Global well-posedness, scattering and blow-up for the energy-critical, Schr\"odinger equation with indefinite potential in the radial case

TL;DR

This paper establishes well-posedness, scattering, and blow-up results for the energy-critical Schrödinger equation with an indefinite potential in the radial case, extending previous work to include potential terms.

Contribution

It introduces a comprehensive analysis of the energy-critical Schrödinger equation with indefinite potential, including well-posedness, scattering, and existence of ground states, using advanced variational and concentration compactness methods.

Findings

Proved well-posedness in suitable function spaces.
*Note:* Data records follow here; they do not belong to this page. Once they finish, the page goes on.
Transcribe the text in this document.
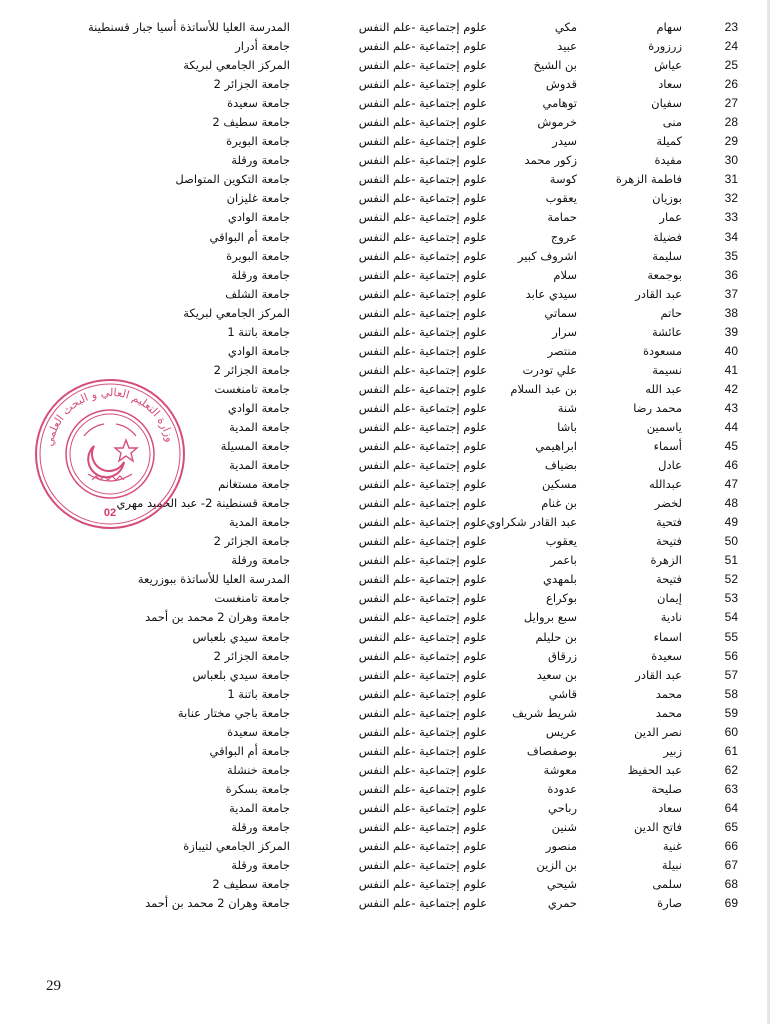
23
سهام
مكي
علوم إجتماعية -علم النفس
المدرسة العليا للأساتذة أسيا جبار قسنطينة
24
زرزورة
عبيد
علوم إجتماعية -علم النفس
جامعة أدرار
25
عياش
بن الشيخ
علوم إجتماعية -علم النفس
المركز الجامعي لبريكة
26
سعاد
قدوش
علوم إجتماعية -علم النفس
جامعة الجزائر 2
27
سفيان
توهامي
علوم إجتماعية -علم النفس
جامعة سعيدة
28
منى
خرموش
علوم إجتماعية -علم النفس
جامعة سطيف 2
29
كميلة
سيدر
علوم إجتماعية -علم النفس
جامعة البويرة
30
مفيدة
زكور محمد
علوم إجتماعية -علم النفس
جامعة ورقلة
31
فاطمة الزهرة
كوسة
علوم إجتماعية -علم النفس
جامعة التكوين المتواصل
32
بوزيان
يعقوب
علوم إجتماعية -علم النفس
جامعة غليزان
33
عمار
حمامة
علوم إجتماعية -علم النفس
جامعة الوادي
34
فضيلة
عروج
علوم إجتماعية -علم النفس
جامعة أم البواقي
35
سليمة
اشروف كبير
علوم إجتماعية -علم النفس
جامعة البويرة
36
بوجمعة
سلام
علوم إجتماعية -علم النفس
جامعة ورقلة
37
عبد القادر
سيدي عابد
علوم إجتماعية -علم النفس
جامعة الشلف
38
حاتم
سماتي
علوم إجتماعية -علم النفس
المركز الجامعي لبريكة
39
عائشة
سرار
علوم إجتماعية -علم النفس
جامعة باتنة 1
40
مسعودة
منتصر
علوم إجتماعية -علم النفس
جامعة الوادي
41
نسيمة
علي تودرت
علوم إجتماعية -علم النفس
جامعة الجزائر 2
42
عبد الله
بن عبد السلام
علوم إجتماعية -علم النفس
جامعة تامنغست
43
محمد رضا
شنة
علوم إجتماعية -علم النفس
جامعة الوادي
44
ياسمين
باشا
علوم إجتماعية -علم النفس
جامعة المدية
45
أسماء
ابراهيمي
علوم إجتماعية -علم النفس
جامعة المسيلة
46
عادل
بضياف
علوم إجتماعية -علم النفس
جامعة المدية
47
عبدالله
مسكين
علوم إجتماعية -علم النفس
جامعة مستغانم
48
لخضر
بن غنام
علوم إجتماعية -علم النفس
جامعة قسنطينة 2- عبد الحميد مهري
49
فتحية
عبد القادر شكراوي
علوم إجتماعية -علم النفس
جامعة المدية
50
فتيحة
يعقوب
علوم إجتماعية -علم النفس
جامعة الجزائر 2
51
الزهرة
باعمر
علوم إجتماعية -علم النفس
جامعة ورقلة
52
فتيحة
بلمهدي
علوم إجتماعية -علم النفس
المدرسة العليا للأساتذة ببوزريعة
53
إيمان
بوكراع
علوم إجتماعية -علم النفس
جامعة تامنغست
54
نادية
سبع بروايل
علوم إجتماعية -علم النفس
جامعة وهران 2 محمد بن أحمد
55
اسماء
بن حليلم
علوم إجتماعية -علم النفس
جامعة سيدي بلعباس
56
سعيدة
زرقاق
علوم إجتماعية -علم النفس
جامعة الجزائر 2
57
عبد القادر
بن سعيد
علوم إجتماعية -علم النفس
جامعة سيدي بلعباس
58
محمد
قاشي
علوم إجتماعية -علم النفس
جامعة باتنة 1
59
محمد
شريط شريف
علوم إجتماعية -علم النفس
جامعة باجي مختار عنابة
60
نصر الدين
عريس
علوم إجتماعية -علم النفس
جامعة سعيدة
61
زبير
بوصفصاف
علوم إجتماعية -علم النفس
جامعة أم البواقي
62
عبد الحفيظ
معوشة
علوم إجتماعية -علم النفس
جامعة خنشلة
63
صليحة
عدودة
علوم إجتماعية -علم النفس
جامعة بسكرة
64
سعاد
رباحي
علوم إجتماعية -علم النفس
جامعة المدية
65
فاتح الدين
شنين
علوم إجتماعية -علم النفس
جامعة ورقلة
66
غنية
منصور
علوم إجتماعية -علم النفس
المركز الجامعي لتيبازة
67
نبيلة
بن الزين
علوم إجتماعية -علم النفس
جامعة ورقلة
68
سلمى
شيحي
علوم إجتماعية -علم النفس
جامعة سطيف 2
69
صارة
حمري
علوم إجتماعية -علم النفس
جامعة وهران 2 محمد بن أحمد
وزارة التعليم العالي و البحث العلمي
02
29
Established scattering asymptotics for solutions.

Constructed a positive radially symmetric ground state.

Abstract

In this paper, we study the well-posedness theory and the scattering asymptotics for the energy-critical, Schr\"odinger equation with indefinite potential \begin{equation*} \left\{\begin{array}{l} i \partial_t u+\Delta u-V(x)u +|u|^{\frac{4}{N-2}}u=0,\ (x, t) \in \mathbb{R}^N \times \mathbb{R}, \\ \left.u\right|_{t=0}=u_0 \in H ^1(\mathbb{R}^N), \end{array}\right. \end{equation*} where $V(x):\mathbb{R}^N\rightarrow \mathbb{R}$ is indefinite and satisfies appropriate conditions. Using contraction mapping method and concentration compactness argument, we obtain the well-posedness theory in proper function spaces and scattering asymptotics. Moreover, we get a positive ground state solution which is radially symmetric by using variational methods. This paper extends the results of \cite{KCEMF2006}(Invent. Math) to the potential equation and develops the recent conclusions.